After weeks of work to catch the sounder of hogs, we then get an individual hunter who finds out about the site and shows up at some point and shoots a hog or two. The rest of the group then scatters and moves to a new location. As a result, weeks of work have been wasted and new areas now have feral hogs.”
The department added that some hunters have also illegally released pigs for the purpose of hunting. Officials are now encouraging hunters to report pig sightings instead of shooting them.
Hunters however, say that the actions of a few bad apples should not led to an all-out ban. Many hunters do not specifically target pigs but will harvest them when hunting for other animals, such as deer. They say that a ban would not only reduce opportunities to take wild pigs, but it is also not the best way for the MDC to approach managing the species. Some sportsmen, such as David Karmi of St. Louis, said the department should put a bounty on the animals.
“I think it would be a great idea to put a bounty on ’em, and maybe work with hunters who want to trap them,” he told the Springfield News-Leader. “It’s pretty rampant as far as the carnage they can do, and they breed like rabbits.”
Other hunters say that the department should notify the public when trapping pigs, or otherwise close off areas where they are conducting a cull from the public. This, they say, is preferable to a hunting ban.

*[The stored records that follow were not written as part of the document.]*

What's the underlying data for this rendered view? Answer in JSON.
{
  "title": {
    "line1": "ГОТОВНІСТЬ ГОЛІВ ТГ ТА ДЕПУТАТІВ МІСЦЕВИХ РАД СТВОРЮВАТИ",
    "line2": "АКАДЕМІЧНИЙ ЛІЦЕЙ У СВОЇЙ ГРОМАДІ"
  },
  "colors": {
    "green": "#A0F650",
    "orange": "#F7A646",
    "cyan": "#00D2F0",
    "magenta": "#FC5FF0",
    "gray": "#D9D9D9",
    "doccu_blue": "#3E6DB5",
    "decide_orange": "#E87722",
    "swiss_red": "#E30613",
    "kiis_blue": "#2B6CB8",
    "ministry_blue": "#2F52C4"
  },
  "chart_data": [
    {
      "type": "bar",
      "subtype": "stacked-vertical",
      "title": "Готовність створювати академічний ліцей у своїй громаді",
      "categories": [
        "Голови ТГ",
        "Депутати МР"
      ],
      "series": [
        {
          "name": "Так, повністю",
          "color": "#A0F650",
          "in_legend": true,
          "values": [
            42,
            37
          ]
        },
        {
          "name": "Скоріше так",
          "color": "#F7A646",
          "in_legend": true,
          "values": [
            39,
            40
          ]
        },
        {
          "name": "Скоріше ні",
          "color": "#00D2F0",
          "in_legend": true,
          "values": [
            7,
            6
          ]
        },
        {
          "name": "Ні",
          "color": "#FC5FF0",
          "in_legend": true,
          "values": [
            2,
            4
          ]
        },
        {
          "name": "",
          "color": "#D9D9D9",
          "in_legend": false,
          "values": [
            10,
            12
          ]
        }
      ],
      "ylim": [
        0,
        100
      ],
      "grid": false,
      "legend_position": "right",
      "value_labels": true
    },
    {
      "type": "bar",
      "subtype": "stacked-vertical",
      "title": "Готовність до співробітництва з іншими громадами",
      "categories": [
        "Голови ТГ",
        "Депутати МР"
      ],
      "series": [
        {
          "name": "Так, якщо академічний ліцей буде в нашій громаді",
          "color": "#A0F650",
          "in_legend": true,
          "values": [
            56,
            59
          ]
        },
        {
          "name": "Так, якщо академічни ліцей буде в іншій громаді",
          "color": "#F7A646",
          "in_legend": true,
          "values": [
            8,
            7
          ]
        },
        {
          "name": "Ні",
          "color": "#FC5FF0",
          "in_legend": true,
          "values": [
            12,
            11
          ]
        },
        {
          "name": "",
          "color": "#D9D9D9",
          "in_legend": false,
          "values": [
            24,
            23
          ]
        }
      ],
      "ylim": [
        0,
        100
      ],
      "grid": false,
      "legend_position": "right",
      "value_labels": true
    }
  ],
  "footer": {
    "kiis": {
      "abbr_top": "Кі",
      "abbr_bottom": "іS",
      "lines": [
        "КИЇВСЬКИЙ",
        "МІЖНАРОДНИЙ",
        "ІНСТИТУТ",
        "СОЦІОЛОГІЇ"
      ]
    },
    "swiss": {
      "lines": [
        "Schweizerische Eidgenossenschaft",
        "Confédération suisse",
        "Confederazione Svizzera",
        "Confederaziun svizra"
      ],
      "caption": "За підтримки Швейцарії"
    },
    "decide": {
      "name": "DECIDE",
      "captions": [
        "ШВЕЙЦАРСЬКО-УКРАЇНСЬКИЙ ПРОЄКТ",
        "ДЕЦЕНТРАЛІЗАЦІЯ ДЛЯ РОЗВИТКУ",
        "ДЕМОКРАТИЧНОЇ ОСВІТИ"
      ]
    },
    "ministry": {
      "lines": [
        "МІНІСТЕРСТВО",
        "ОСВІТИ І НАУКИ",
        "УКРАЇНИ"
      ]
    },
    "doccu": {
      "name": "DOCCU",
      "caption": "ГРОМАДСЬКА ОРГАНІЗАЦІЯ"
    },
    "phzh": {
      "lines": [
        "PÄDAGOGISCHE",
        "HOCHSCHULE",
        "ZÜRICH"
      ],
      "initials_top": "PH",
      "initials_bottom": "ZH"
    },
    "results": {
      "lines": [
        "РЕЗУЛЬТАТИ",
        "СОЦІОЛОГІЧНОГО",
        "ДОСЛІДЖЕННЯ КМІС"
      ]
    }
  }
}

“If we knew where they had their traps set out those would be areas to avoid,” James Wilson of Pleasant Hope said. “Close those areas 30 to 60 days and prosecute people who go into that trapping perimeter. I think that might be a better way to handle it.”
The MDC is holding a 30-day public comment period on the proposed rule change. A final decision will be made later this year, and the ban could begin as early as September.